23 - Caça

50 5 10
                                    

Não sei por quanto tempo eu esperava manter aquele segredo, os rumores sobre a morte de cachorros de rua já estavam se espalhando pela vizinhança. Ouvi da empregada do Jeff, Mercedes, que as pessoas estavam pensando que era algum tipo de ritual satânico, mas eu sabia o que era. Então talvez eu devesse me segurar por um tempo…

E foi isso que eu fiz. Eu geralmente caçava duas vezes por semana, mas consegui me segurar por quinze dias, até ser demais pra eu suportar. Minha barriga doía muito e eu percebi que estava ficando violento. Eu estava com medo de acabar machucando o Jeff então, naquela noite, decidi que era hora de procurar comida.

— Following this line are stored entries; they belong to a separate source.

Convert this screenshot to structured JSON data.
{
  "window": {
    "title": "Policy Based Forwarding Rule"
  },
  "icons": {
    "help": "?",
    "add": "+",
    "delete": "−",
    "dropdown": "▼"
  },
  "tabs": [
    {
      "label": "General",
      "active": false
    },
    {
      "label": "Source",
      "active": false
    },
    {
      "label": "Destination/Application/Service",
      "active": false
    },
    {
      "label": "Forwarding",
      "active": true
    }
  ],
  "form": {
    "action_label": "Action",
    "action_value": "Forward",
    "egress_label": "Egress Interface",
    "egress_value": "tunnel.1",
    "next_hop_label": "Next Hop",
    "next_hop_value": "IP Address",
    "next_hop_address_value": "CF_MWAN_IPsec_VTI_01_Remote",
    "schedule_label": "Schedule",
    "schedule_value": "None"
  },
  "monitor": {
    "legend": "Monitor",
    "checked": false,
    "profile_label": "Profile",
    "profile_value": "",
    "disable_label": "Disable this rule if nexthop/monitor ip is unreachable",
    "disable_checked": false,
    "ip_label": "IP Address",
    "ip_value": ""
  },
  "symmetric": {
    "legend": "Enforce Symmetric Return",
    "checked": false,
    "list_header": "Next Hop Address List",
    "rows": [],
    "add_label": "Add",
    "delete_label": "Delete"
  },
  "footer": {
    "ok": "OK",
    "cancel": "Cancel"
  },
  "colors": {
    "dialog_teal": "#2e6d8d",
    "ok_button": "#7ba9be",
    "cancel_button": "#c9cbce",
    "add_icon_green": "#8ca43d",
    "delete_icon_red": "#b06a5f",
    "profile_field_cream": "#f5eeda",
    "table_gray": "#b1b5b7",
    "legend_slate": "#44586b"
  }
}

Como sempre, esperei algumas horas antes de ir até a cozinha pegar uma faca, mas dessa vez, enquanto estava saindo, as luzes acenderam.

— Você quer mesmo fazer isso, Elliot? – Jeff estava lá, parado, na frente do corredor, e eu apenas o encarei em choque. – Eu ouvi os rumores sobre os cães e sei que foi você.

— Do que você tá falando? Eu só pensei que alguém tivesse entrado no apartamento e vim checar…

— Eu já te vi sair e voltar com sangue nas mãos por várias noites, só não fiz nada pois sabia que uma hora você iria parar, conforme seu trauma fosse sendo tratado. – Merda, eu realmente achei que ele não tinha percebido. – Fiquei feliz quando parou, aconteceu alguma coisa pra você voltar a fazer isso?

— É só que… – O que eu deveria dizer? Que eu tô comendo cachorros pra não acabar comendo ele? – Eu tô com fome.

— Você pode pedir algo pra comer.

— Não, isso não vai adiantar.

— Por que não? De onde vem essa fome?

— É a doença, ela me deixa com fome.

— Elliot… – Suspirou. – Quando te conheci, você era obeso. Você comia uma pizza inteira sozinho, assim como tem feito agora.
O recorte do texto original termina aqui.